Réponse en séance, et publiée le 10 décembre 2009
APPLICATION DU RSA ET DU RSTA EN GUADELOUPE
M. le président. La parole est à Mme Jeanny Marc, pour exposer sa question, n° 846, relative à l'application du RSA et du RSTA en Guadeloupe.Mme Jeanny Marc. Ma question s'adressait à Mme la ministre chargée de l'outre-mer, mais je constate qu'elle n'est pas là.
La Guadeloupe, comme les autres départements d'outre-mer, est régie par l'article 73 de la Constitution, c'est-à-dire selon le principe de l'identité législative. Elle devrait donc se voir appliquer de plein droit lois et règlements décidés par le Parlement ou le Gouvernement. Malheureusement, ces territoires font régulièrement l'objet de discriminations qui ne sont plus acceptables, ni même tolérables. À cet égard, le décret n° 2009-1442 du 25 novembre 2009 relatif au contrat unique d'insertion confirme, une fois de plus, que la population des outre-mer est victime d'un processus inégalitaire criant.

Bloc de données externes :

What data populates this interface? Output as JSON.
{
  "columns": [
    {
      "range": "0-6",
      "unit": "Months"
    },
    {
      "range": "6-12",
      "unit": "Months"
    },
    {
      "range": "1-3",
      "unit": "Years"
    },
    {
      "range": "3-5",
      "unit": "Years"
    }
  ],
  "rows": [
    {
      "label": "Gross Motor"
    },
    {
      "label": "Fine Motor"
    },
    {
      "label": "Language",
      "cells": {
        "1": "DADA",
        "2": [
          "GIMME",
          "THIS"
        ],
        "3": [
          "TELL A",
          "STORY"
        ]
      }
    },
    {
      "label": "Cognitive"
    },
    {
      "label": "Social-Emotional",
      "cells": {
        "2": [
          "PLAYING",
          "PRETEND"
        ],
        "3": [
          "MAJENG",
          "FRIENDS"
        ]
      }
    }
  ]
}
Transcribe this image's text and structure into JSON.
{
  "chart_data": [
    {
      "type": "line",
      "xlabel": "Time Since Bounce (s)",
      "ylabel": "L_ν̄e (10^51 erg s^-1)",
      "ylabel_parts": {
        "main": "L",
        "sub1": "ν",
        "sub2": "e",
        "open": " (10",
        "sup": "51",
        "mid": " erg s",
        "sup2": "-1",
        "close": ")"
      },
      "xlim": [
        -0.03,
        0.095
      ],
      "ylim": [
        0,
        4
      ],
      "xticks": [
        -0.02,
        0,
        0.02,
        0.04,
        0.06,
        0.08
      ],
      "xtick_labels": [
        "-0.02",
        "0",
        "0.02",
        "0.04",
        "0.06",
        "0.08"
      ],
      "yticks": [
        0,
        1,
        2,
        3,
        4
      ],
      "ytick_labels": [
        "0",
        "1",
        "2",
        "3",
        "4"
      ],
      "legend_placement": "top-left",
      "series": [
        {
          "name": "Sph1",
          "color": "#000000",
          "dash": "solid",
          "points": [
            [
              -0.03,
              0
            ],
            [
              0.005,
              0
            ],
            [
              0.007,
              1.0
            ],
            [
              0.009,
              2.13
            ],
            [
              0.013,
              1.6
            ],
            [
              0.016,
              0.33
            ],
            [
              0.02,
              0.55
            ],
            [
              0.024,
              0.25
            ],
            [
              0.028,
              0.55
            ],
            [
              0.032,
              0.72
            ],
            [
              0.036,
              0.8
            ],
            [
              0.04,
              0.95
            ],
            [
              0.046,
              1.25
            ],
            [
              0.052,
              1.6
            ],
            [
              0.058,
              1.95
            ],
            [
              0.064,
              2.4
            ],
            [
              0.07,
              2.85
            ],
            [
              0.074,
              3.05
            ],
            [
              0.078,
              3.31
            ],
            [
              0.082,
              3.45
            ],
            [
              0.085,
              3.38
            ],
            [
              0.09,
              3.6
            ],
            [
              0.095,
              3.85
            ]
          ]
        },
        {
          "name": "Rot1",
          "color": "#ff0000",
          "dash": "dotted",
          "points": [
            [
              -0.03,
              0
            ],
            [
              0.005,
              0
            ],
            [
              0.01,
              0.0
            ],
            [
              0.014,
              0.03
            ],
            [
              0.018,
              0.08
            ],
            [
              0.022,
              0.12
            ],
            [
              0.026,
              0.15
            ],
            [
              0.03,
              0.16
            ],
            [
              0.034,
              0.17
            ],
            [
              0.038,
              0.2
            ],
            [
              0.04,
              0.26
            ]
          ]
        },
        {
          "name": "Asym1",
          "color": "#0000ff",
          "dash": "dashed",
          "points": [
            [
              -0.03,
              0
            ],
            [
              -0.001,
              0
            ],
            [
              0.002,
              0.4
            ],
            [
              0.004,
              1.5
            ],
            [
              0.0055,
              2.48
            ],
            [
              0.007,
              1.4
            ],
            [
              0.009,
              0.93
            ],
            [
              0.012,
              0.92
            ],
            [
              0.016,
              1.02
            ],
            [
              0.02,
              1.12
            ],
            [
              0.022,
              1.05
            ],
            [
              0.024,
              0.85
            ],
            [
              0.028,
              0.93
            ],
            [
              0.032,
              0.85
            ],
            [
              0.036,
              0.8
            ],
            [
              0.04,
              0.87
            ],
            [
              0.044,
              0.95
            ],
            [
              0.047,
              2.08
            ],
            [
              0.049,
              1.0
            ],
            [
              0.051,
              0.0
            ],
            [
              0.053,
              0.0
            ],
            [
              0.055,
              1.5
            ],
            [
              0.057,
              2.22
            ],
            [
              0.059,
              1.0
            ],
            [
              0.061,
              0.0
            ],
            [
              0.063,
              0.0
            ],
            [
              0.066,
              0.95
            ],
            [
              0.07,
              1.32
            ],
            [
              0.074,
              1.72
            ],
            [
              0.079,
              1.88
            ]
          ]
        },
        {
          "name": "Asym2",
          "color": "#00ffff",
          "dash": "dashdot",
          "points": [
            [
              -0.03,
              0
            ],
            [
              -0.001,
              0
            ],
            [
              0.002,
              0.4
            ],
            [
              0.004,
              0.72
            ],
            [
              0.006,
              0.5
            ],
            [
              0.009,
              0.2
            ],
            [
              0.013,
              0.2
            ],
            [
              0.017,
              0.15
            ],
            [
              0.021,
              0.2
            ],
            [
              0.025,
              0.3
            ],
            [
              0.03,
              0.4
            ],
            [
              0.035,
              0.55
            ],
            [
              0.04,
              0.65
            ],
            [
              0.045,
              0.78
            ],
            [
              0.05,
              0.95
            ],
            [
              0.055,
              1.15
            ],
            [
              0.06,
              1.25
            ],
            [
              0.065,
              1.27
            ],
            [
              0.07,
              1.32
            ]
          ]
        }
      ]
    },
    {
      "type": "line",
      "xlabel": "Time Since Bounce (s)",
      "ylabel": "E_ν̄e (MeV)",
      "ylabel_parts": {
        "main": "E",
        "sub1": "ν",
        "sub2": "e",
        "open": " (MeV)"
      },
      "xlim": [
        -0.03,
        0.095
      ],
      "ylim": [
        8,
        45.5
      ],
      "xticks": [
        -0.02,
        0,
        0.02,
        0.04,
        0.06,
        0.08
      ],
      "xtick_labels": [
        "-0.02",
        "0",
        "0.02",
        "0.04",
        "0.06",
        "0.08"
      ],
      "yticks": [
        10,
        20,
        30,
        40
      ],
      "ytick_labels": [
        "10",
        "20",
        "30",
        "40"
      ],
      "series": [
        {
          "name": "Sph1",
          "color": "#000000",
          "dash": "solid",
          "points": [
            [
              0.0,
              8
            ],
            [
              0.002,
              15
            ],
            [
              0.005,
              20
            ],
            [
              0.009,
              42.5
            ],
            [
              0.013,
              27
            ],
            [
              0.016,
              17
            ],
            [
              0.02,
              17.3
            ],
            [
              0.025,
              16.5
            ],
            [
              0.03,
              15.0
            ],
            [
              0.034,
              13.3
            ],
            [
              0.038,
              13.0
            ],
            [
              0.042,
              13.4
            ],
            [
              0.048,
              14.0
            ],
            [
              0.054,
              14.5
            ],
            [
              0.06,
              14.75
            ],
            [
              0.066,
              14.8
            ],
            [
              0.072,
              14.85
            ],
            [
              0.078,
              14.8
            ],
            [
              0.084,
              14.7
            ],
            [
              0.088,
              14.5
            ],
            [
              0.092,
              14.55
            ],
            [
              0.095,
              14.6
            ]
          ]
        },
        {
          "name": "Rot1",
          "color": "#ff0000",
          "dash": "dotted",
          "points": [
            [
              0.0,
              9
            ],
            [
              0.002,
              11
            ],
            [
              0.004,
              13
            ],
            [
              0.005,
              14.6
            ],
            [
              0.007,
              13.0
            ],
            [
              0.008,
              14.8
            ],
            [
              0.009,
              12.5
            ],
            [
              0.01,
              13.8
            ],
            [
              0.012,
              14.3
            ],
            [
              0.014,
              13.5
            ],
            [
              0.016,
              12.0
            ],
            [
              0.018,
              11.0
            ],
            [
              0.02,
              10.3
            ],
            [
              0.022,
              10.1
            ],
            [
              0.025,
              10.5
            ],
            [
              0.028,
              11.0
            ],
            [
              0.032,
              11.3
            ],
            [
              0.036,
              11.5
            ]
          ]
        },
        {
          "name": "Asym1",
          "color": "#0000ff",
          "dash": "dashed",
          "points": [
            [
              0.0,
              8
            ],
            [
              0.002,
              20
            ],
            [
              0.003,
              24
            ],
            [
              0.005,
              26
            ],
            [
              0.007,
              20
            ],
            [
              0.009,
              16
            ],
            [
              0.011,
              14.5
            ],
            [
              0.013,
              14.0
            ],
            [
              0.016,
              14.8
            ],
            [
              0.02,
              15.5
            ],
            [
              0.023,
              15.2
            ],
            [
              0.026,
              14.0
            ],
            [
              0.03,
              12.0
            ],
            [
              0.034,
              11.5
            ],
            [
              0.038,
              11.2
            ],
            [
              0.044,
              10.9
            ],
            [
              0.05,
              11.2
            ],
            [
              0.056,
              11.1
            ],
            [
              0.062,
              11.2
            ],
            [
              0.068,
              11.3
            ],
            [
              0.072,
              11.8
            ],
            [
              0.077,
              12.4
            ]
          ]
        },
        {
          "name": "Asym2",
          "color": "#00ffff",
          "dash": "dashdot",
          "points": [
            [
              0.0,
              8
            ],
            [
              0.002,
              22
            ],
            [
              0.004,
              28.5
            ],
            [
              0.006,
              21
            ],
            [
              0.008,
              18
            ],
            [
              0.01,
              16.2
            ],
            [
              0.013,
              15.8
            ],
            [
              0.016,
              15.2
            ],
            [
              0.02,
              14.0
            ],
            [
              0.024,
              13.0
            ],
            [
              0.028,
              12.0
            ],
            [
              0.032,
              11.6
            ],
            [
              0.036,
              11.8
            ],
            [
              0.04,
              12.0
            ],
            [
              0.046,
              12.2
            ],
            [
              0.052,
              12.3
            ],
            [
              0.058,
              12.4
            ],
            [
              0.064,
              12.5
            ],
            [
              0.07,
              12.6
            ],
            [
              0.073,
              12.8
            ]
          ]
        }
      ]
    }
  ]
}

Les collectivités d'outre-mer ne sont pas exclues de la contribution de solidarité nationale finançant le RSA depuis son vote et son application en juin 2009 dans l'hexagone, puisque les fonds sont bel et bien collectés, notamment sur les revenus du patrimoine et les investissements immobiliers réalisés sur place.
La situation économique de notre département, monsieur le secrétaire d'État, est de plus en plus inquiétante. Comme vous le savez, le dernier bulletin trimestriel de conjoncture publié par l'Institut d'émission des départements d'outre-mer, montre une nette dégradation du tissu économique de la Guadeloupe, où l'on attend des jours sombres. Si les données de l'IEDOM s'avèrent fondées, il sera en effet impossible, pour les chefs d'entreprise, de respecter les engagements de l'accord Bino conclu pour sortir de la crise sociale ayant récemment frappé le département. L'État doit donc assumer ses responsabilités pour maintenir la paix sociale, et le Gouvernement doit soutenir notre économie, comme c'est le cas pour les entreprises situées en France métropolitaine.
Il est par ailleurs envisagé de remplacer le RSA par le RSTA, alors que ces deux prestations sont totalement distinctes. Vous le savez, les mesures favorisant l'accès ou le retour à l'emploi ne sont pas efficientes dans nos départements ; les chiffres du chômage, déjà catastrophiques, continuent d'augmenter, à hauteur de 10 % en un an. Le dernier décret publié au sujet du contrat unique d'insertion dispose en son article 4, alinéa 2, que son application est conditionnée à l'article 29 de la loi du 1er décembre 2008 relative au RSA. Autrement dit, tant qu'il n'y aura pas de RSA, le contrat unique d'insertion ne pourra être mis en oeuvre, non plus que ses déclinaisons - le contrat initiative emploi et le contrat d'accompagnement dans l'emploi.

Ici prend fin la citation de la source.